Track-to-Earth Resistance Survey
Stray Current Interference Survey
Underground pipeline current mapping
Commissioning and Certification Survey
Soil corrosivity survey
Potential profiles (annual & close interval surveys)
Resistivity profile (soil & water)
Pipe-to-soil Potential Survey
CIP (close interval potential) survey is an electrolytic direct current (DC) potential measurements made at regular intervals to assess the level of cathodic protection on buried pipelines. The potential profile includes both “on” and “off” potentials, and interpretation of the results can include identification of coating defects. This survey procedure can also be used to identify areas affected by interaction.

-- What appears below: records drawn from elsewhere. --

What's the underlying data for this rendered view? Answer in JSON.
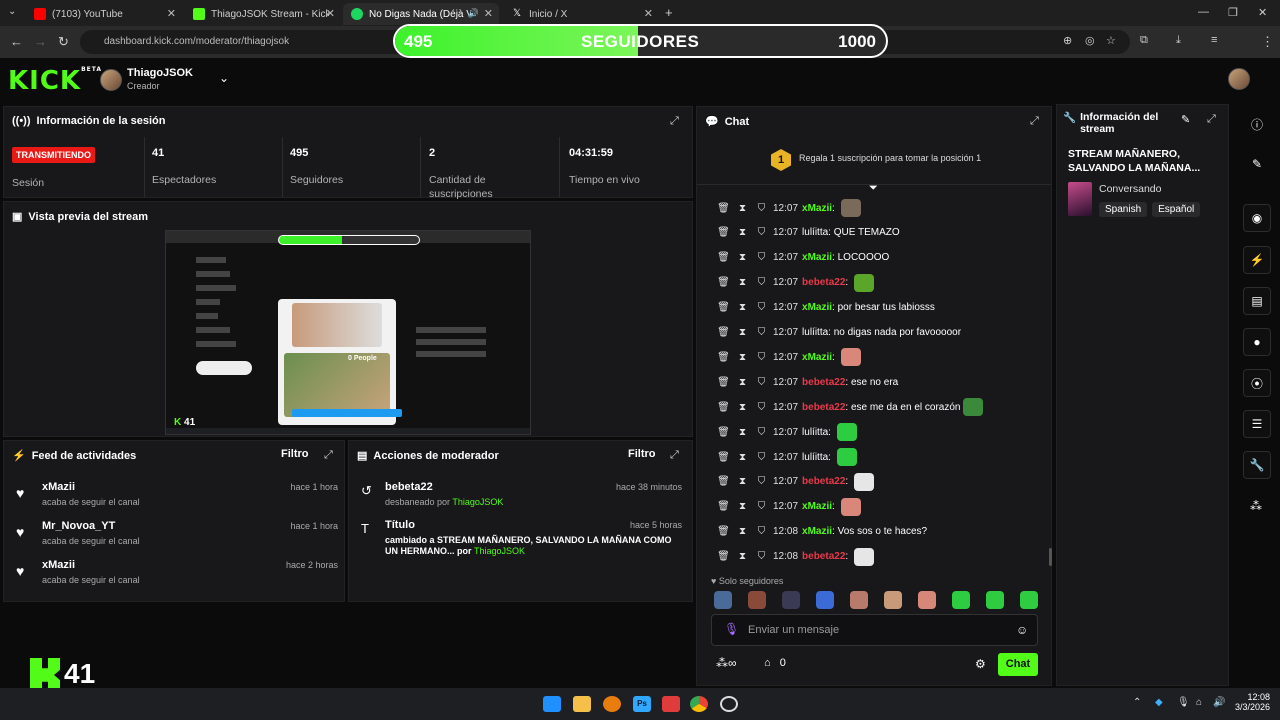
{
  "browser": {
    "tabs": [
      {
        "title": "(7103) YouTube",
        "color": "#ff0000"
      },
      {
        "title": "ThiagoJSOK Stream - Kick Dashb",
        "color": "#53fc18"
      },
      {
        "title": "No Digas Nada (Déjà Vu) - ",
        "color": "#1ed760"
      },
      {
        "title": "Inicio / X",
        "color": "#ffffff"
      }
    ],
    "url": "dashboard.kick.com/moderator/thiagojsok"
  },
  "followers_overlay": {
    "current": "495",
    "label": "SEGUIDORES",
    "goal": "1000",
    "progress_fraction": 0.495
  },
  "header": {
    "logo": "KICK",
    "logo_beta": "BETA",
    "username": "ThiagoJSOK",
    "role": "Creador"
  },
  "session": {
    "title": "Información de la sesión",
    "status": "TRANSMITIENDO",
    "status_label": "Sesión",
    "stats": [
      {
        "value": "41",
        "label": "Espectadores"
      },
      {
        "value": "495",
        "label": "Seguidores"
      },
      {
        "value": "2",
        "label": "Cantidad de suscripciones"
      },
      {
        "value": "04:31:59",
        "label": "Tiempo en vivo"
      }
    ]
  },
  "preview": {
    "title": "Vista previa del stream",
    "inner_people": "0 People"
  },
  "feed": {
    "title": "Feed de actividades",
    "filter": "Filtro",
    "items": [
      {
        "name": "xMazii",
        "action": "acaba de seguir el canal",
        "time": "hace 1 hora"
      },
      {
        "name": "Mr_Novoa_YT",
        "action": "acaba de seguir el canal",
        "time": "hace 1 hora"
      },
      {
        "name": "xMazii",
        "action": "acaba de seguir el canal",
        "time": "hace 2 horas"
      }
    ]
  },
  "mod_actions": {
    "title": "Acciones de moderador",
    "filter": "Filtro",
    "items": [
      {
        "name": "bebeta22",
        "detail": "desbaneado por",
        "by": "ThiagoJSOK",
        "time": "hace 38 minutos"
      },
      {
        "name": "Título",
        "detail": "cambiado a STREAM MAÑANERO, SALVANDO LA MAÑANA COMO UN HERMANO... por",
        "by": "ThiagoJSOK",
        "time": "hace 5 horas"
      }
    ]
  },
  "chat": {
    "title": "Chat",
    "pinned_rank": "1",
    "pinned": "Regala 1 suscripción para tomar la posición 1",
    "messages": [
      {
        "time": "12:07",
        "user": "xMazii",
        "color": "green",
        "text": "",
        "emote": "#7a6a5a"
      },
      {
        "time": "12:07",
        "user": "lulíitta",
        "color": "white",
        "text": "QUE TEMAZO",
        "emote": ""
      },
      {
        "time": "12:07",
        "user": "xMazii",
        "color": "green",
        "text": "LOCOOOO",
        "emote": ""
      },
      {
        "time": "12:07",
        "user": "bebeta22",
        "color": "red",
        "text": "",
        "emote": "#5aa52a"
      },
      {
        "time": "12:07",
        "user": "xMazii",
        "color": "green",
        "text": "por besar tus labiosss",
        "emote": ""
      },
      {
        "time": "12:07",
        "user": "lulíitta",
        "color": "white",
        "text": "no digas nada por favooooor",
        "emote": ""
      },
      {
        "time": "12:07",
        "user": "xMazii",
        "color": "green",
        "text": "",
        "emote": "#d9877a"
      },
      {
        "time": "12:07",
        "user": "bebeta22",
        "color": "red",
        "text": "ese no era",
        "emote": ""
      },
      {
        "time": "12:07",
        "user": "bebeta22",
        "color": "red",
        "text": "ese me da en el corazón",
        "emote": "#3b8a3b"
      },
      {
        "time": "12:07",
        "user": "lulíitta",
        "color": "white",
        "text": "",
        "emote": "#2ecc40"
      },
      {
        "time": "12:07",
        "user": "lulíitta",
        "color": "white",
        "text": "",
        "emote": "#2ecc40"
      },
      {
        "time": "12:07",
        "user": "bebeta22",
        "color": "red",
        "text": "",
        "emote": "#e6e6e6"
      },
      {
        "time": "12:07",
        "user": "xMazii",
        "color": "green",
        "text": "",
        "emote": "#d9877a"
      },
      {
        "time": "12:08",
        "user": "xMazii",
        "color": "green",
        "text": "Vos sos o te haces?",
        "emote": ""
      },
      {
        "time": "12:08",
        "user": "bebeta22",
        "color": "red",
        "text": "",
        "emote": "#e6e6e6"
      }
    ],
    "followers_only": "Solo seguidores",
    "input_placeholder": "Enviar un mensaje",
    "points": "0",
    "send": "Chat"
  },
  "stream_info": {
    "title": "Información del stream",
    "stream_title": "STREAM MAÑANERO, SALVANDO LA MAÑANA...",
    "category": "Conversando",
    "tags": [
      "Spanish",
      "Español"
    ]
  },
  "overlay_viewers": "41",
  "clock": {
    "time": "12:08",
    "date": "3/3/2026"
  },
  "colors": {
    "brand": "#53fc18",
    "live": "#e91916",
    "panel": "#18181b"
  }
}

A DCVG (Direct Current Voltage Gradient) survey is an above ground non-intrusive survey technique. The measurement technique detect voltage gradients as a result of current flow in the soil, generally associated with a holiday or defect in the pipeline coating but it is not a measure of the adequacy of the cathodic protection system.

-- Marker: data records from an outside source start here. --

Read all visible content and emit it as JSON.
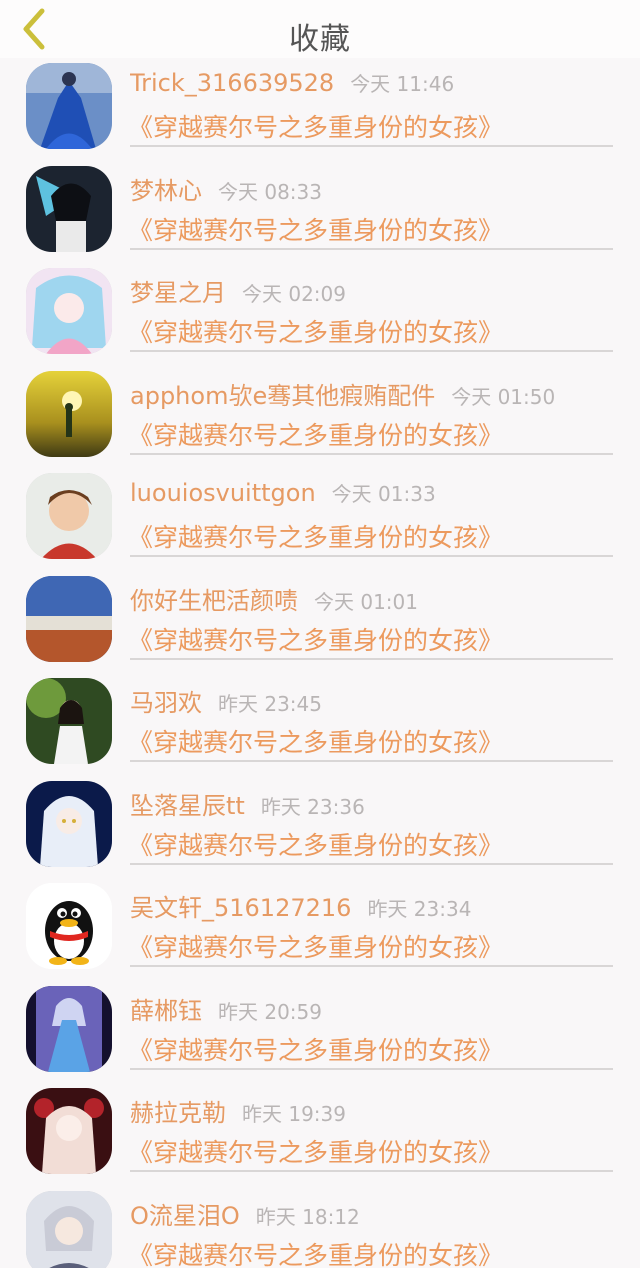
{
  "header": {
    "title": "收藏",
    "back_icon": "chevron-left-icon",
    "back_color": "#cbbf3b"
  },
  "colors": {
    "name": "#e69a63",
    "time": "#b9b5b5",
    "title": "#ec9a5e",
    "separator": "#d9d6d6"
  },
  "items": [
    {
      "name": "Trick_316639528",
      "time": "今天 11:46",
      "title": "《穿越赛尔号之多重身份的女孩》",
      "avatar": "blue-gown-avatar"
    },
    {
      "name": "梦林心",
      "time": "今天 08:33",
      "title": "《穿越赛尔号之多重身份的女孩》",
      "avatar": "anime-dark-avatar"
    },
    {
      "name": "梦星之月",
      "time": "今天 02:09",
      "title": "《穿越赛尔号之多重身份的女孩》",
      "avatar": "anime-pink-avatar"
    },
    {
      "name": "apphom欤e骞其他瘕贿配件",
      "time": "今天 01:50",
      "title": "《穿越赛尔号之多重身份的女孩》",
      "avatar": "sunset-avatar"
    },
    {
      "name": "luouiosvuittgon",
      "time": "今天 01:33",
      "title": "《穿越赛尔号之多重身份的女孩》",
      "avatar": "child-avatar"
    },
    {
      "name": "你好生杷活颜啧",
      "time": "今天 01:01",
      "title": "《穿越赛尔号之多重身份的女孩》",
      "avatar": "landscape-avatar"
    },
    {
      "name": "马羽欢",
      "time": "昨天 23:45",
      "title": "《穿越赛尔号之多重身份的女孩》",
      "avatar": "girl-forest-avatar"
    },
    {
      "name": "坠落星辰tt",
      "time": "昨天 23:36",
      "title": "《穿越赛尔号之多重身份的女孩》",
      "avatar": "anime-white-hair-avatar"
    },
    {
      "name": "吴文轩_516127216",
      "time": "昨天 23:34",
      "title": "《穿越赛尔号之多重身份的女孩》",
      "avatar": "penguin-avatar"
    },
    {
      "name": "薛郴钰",
      "time": "昨天 20:59",
      "title": "《穿越赛尔号之多重身份的女孩》",
      "avatar": "anime-blue-dress-avatar"
    },
    {
      "name": "赫拉克勒",
      "time": "昨天 19:39",
      "title": "《穿越赛尔号之多重身份的女孩》",
      "avatar": "anime-red-avatar"
    },
    {
      "name": "O流星泪O",
      "time": "昨天 18:12",
      "title": "《穿越赛尔号之多重身份的女孩》",
      "avatar": "anime-silver-avatar"
    }
  ]
}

A DC current is impressed, either from the installed ICCP system, or a temporary system. As a result of current flow through resistive soil, DC voltage gradients are created. At locations where there are coating defects, the resistance are lower, resulting higher current flow, and hence increased voltage gradients.
The PCM (Pipeline Current Mapping) survey is performed to qualitatively rank coating quality and highlight pipeline locations with the most significant coating holidays (defects).
PCM (Pipeline Current Mapping) works by applying a very low frequency alternating current (AC) to the pipeline by a PCM transmitter. This current signal escapes from the pipeline where there are defects in the coating, and can be identified from above the ground using a PCM receiver (magnetometer). The PCM receiver also provides a measurement of pipeline depth, current magnitude and direction of the current applied by the PCM transmitter. An A-Frame attachment enables pinpointing of coating faults.
This measurement technique is also well suited for identification of interaction with other structures. You may also want to read about current leakage measurement.
Reference list of companies:
LLC Gazprom transgaz Volgograd;
LLC Gazprom transgaz Yekaterinburg;
LLC Gazprom transgaz Kazan;
LLC Gazprom transgaz Krasnodar;
LLC Gazprom Transgaz Moscow;
LLC Gazprom transgaz Samara;
LLC Gazprom transgaz Saint Petersburg;
LLC Gazprom transgaz Saratov;
LLC Gazprom transgaz Stavropol;
LLC Gazprom transgaz Tomsk;
LLC Gazprom transgaz Ukhta;
LLC Gazprom transgaz Yugorsk;
JSC Chernomortransneft PJSC Transneft.
Highly qualified specialists performing surveys periodically undergo the necessary courses and training, and also maintain contacts with leading specialists of Gazprom VNIIGAZ LLC, VNIIST OJSC, VNIPIgazdobycha OJSC, Giprospetsgaz OJSC and Giprogaztsentr OJSC. Leading employees of the department take part in the development of normative and technical documentation in terms of corrosion protection and pipeline surveys.